Rich in Life, Book Club and Review

Rich in Years, Finding Peace and Purpose in a Long Life

by Johann Christoph Arnold

I read this book in paperback
My personal thoughts on this book: Often life happens and I stand frozen in place with an ache to give, to bring relief but I just do not know how.

Most recently this has been the case in regard to my mother and step father.  My mother has early onset Alzheimer's and is in a care facility because, due to her wandering, we did not know how to keep her safe.

After receiving the offer read this book in exchange for a review, I felt a tiny ray of hope.  And that hope as grown as I have read it!

The life stories, wisdom and encouragement really apply to all adulthood, but I find it all especially rich and helpful in this season of life with children still at home, a granddaughter to care for and ailing aging parents.
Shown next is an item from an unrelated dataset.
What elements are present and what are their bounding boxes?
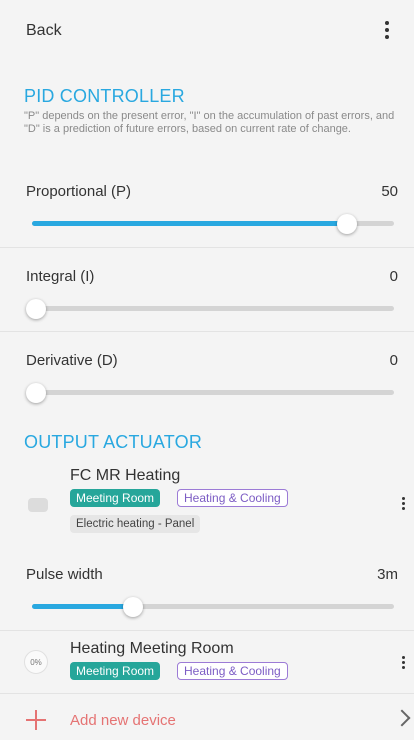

Most of the books and articles I was encouraged to read lacked the hope and light humor found in this book.  If you are finding yourself in the place of caring for aging parents, or facing the fact that you are an aging parent, I highly recommend Rich in Years.  I believe you will find encouragement, help and hope in it's pages.

Here is a link where you can find/purchase this book: Rich in Years

A favorite quote from the book: "The best way to deal with the mess we may have made of our lives, or the difficult burdens we may carry, is to accept God's grace as we face the future."

Rich in Years was provided to me by Handlebar Central in exchange for my honest review.
Linking with The Simple Woman's Book Club


  1. Found you on SWBC, I'll have to write down the name of this and put it on my list. Great quote.

    1. Thank you for stopping by Valerie Neal. That quote is so great for all of life, isn't it?

  2. This sounds like a great book. I spent the last 2 years of my parents' lives caring for them. I read an article once that referred to people like us as the "sandwich generation," specifically, we're the bologna in the sandwich stuck between ailing parents and children still being raised at home. It is a divine privilege to care for our parents, but it is also deeply sorrowful at times. I hope you post on future SWBC posts so that I am reminded to pray for you each month.

    1. Kendra, thank you! Your comment has encouraged me and, well encouraged me. I have heard the "sandwich generation" label before, but hadn't thought about being the "bologna". That made me laugh. Can I stick with being the sharp cheddar cheese & mustard?